Splitting, merging, rebalancing and recovering all follow the same basic algorithm for moving data between roach nodes. New target replicas are created and added to the replica set of source range. Then each new replica is brought up to date by either replaying the log in full or copying a snapshot of the source replica data and then replaying the log from the timestamp of the snapshot to catch up fully. Once the new replicas are fully up to date, the range metadata is updated and old, source replica(s) deleted if applicable.

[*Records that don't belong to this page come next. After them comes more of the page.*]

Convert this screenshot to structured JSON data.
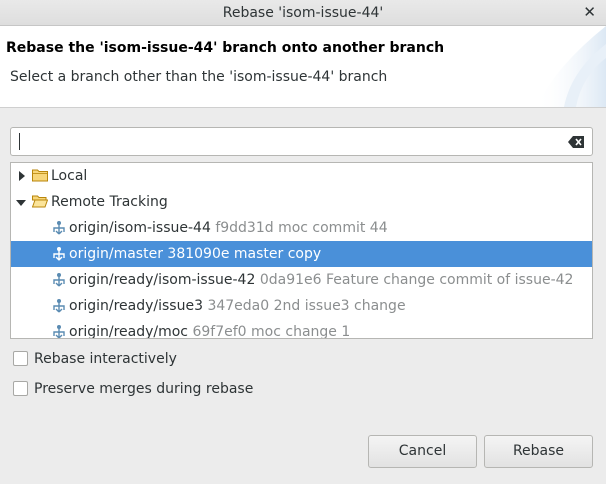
{
  "window": {
    "title": "Rebase 'isom-issue-44'"
  },
  "header": {
    "title": "Rebase the 'isom-issue-44' branch onto another branch",
    "description": "Select a branch other than the 'isom-issue-44' branch"
  },
  "filter": {
    "value": "",
    "placeholder": ""
  },
  "tree": {
    "local": {
      "label": "Local",
      "expanded": false
    },
    "remote": {
      "label": "Remote Tracking",
      "expanded": true
    },
    "branches": [
      {
        "name": "origin/isom-issue-44",
        "info": "f9dd31d moc commit 44",
        "selected": false
      },
      {
        "name": "origin/master",
        "info": "381090e master copy",
        "selected": true
      },
      {
        "name": "origin/ready/isom-issue-42",
        "info": "0da91e6 Feature change commit of issue-42",
        "selected": false
      },
      {
        "name": "origin/ready/issue3",
        "info": "347eda0 2nd issue3 change",
        "selected": false
      },
      {
        "name": "origin/ready/moc",
        "info": "69f7ef0 moc change 1",
        "selected": false
      }
    ]
  },
  "options": {
    "interactive": {
      "label": "Rebase interactively",
      "checked": false
    },
    "preserve_merges": {
      "label": "Preserve merges during rebase",
      "checked": false
    }
  },
  "buttons": {
    "cancel": "Cancel",
    "rebase": "Rebase"
  },
  "colors": {
    "selection": "#4a90d9",
    "folder": "#e8b952",
    "branch_icon": "#5a8bb2"
  }
}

Coordinator (leader replica)
    if splitting
    SplitRange(split_key): splits happen locally on range replicas and only after being completed locally, are moved to new target replicas.
    else if merging
        Choose new replicas on same servers as target range replicas; add to replica set.
    else if rebalancing || recovering
        Choose new replica(s) on least loaded servers; add to replica set.

New Replica
Bring replica up to date:

if all info can be read from replicated log
copy replicated log
else
    Snapshot source replica
    Send successive ReadRange requests to source replica referencing snapshot

if merging
    combine ranges on all replicas
else if rebalancing || recovering
    remove old range replica(s)

RoachNodes split ranges when the total data in a range exceeds a configurable maximum threshold. Similarly, ranges are merged when the total data falls below a configurable minimum threshold.

TBD: flesh this out. Ranges are rebalanced if a node determines its load or capacity is one of the worst in the cluster based on gossipped load stats. A node with spare capacity is chosen in the same datacenter and a special-case split is done which simply duplicates the data 1:1 and resets the range configuration metadata.